2. Description of the Prior Art
Coprocessors necessarily share resources with other processors. One consequence of this is that the time required for a coprocessor to execute an instruction which involves a shared resource is unpredictable. For example, the time it takes to perform a memory read or write operation depends on whether the coprocessor has immediate access to the bus and on whether the memory is busy. The unpredictability of execution time is particularly problematic in processors which increase execution speed by pipelining instruction execution.
Pipelining works as follows: The execution of any instruction has a number of phases. For example, with a MOVE instruction which moves data from one register to another, it is typically necessary to fetch the MOVE instruction, to decode it to determine that it is a MOVE instruction and to determine which register is the source of the data being moved and which the destination, and to actually execute the instruction by moving the data from the source register to the destination register.
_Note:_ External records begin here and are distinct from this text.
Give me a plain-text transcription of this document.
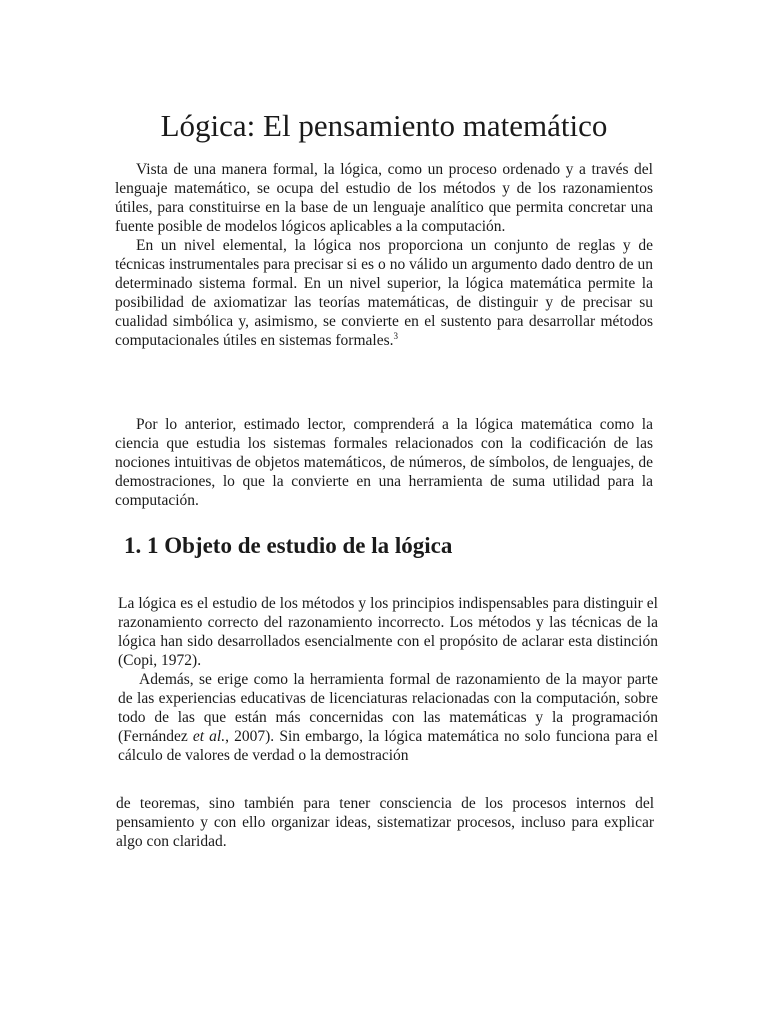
Lógica: El pensamiento matemático

Vista de una manera formal, la lógica, como un proceso ordenado y a través del lenguaje matemático, se ocupa del estudio de los métodos y de los razonamientos útiles, para constituirse en la base de un lenguaje analítico que permita concretar una fuente posible de modelos lógicos aplicables a la computación.

En un nivel elemental, la lógica nos proporciona un conjunto de reglas y de técnicas instrumentales para precisar si es o no válido un argumento dado dentro de un determinado sistema formal. En un nivel superior, la lógica matemática permite la posibilidad de axiomatizar las teorías matemáticas, de distinguir y de precisar su cualidad simbólica y, asimismo, se convierte en el sustento para desarrollar métodos computacionales útiles en sistemas formales.$^3$

Por lo anterior, estimado lector, comprenderá a la lógica matemática como la ciencia que estudia los sistemas formales relacionados con la codificación de las nociones intuitivas de objetos matemáticos, de números, de símbolos, de lenguajes, de demostraciones, lo que la convierte en una herramienta de suma utilidad para la computación.

1. 1 Objeto de estudio de la lógica

La lógica es el estudio de los métodos y los principios indispensables para distinguir el razonamiento correcto del razonamiento incorrecto. Los métodos y las técnicas de la lógica han sido desarrollados esencialmente con el propósito de aclarar esta distinción (Copi, 1972).

Además, se erige como la herramienta formal de razonamiento de la mayor parte de las experiencias educativas de licenciaturas relacionadas con la computación, sobre todo de las que están más concernidas con las matemáticas y la programación (Fernández et al., 2007). Sin embargo, la lógica matemática no solo funciona para el cálculo de valores de verdad o la demostración

de teoremas, sino también para tener consciencia de los procesos internos del pensamiento y con ello organizar ideas, sistematizar procesos, incluso para explicar algo con claridad.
When instruction execution is pipelined, the phases of execution are performed in parallel on different instructions. For instance, if a pipelined processor is executing three instructions in the order n1, n2, and n3, it may be simultaneously performing the execution phase on n1, the decode phase on n2, and the fetch phase on n3.
Pipelining works well as long as all of the instructions have the same number of phases, or at least have a fixed number of cycles of execution. The difficulty comes when a first instruction which does not have a fixed number of cycles of execution is followed by a second instruction which is dependent on the results of the execution of the first instruction. In that case, the execution of the second instruction must be halted until execution of the first instruction is complete, and while execution of the second instruction is halted, the entire pipeline is halted. Such halting of a pipeline to await the conclusion of execution of an instruction is termed a pipeline exception or stall in the art. Dealing with pipeline stalls is an important problem in the design of pipelined processors. It is an object of the invention described in the present application to provide an instruction which prevents pipeline stalls in certain situations.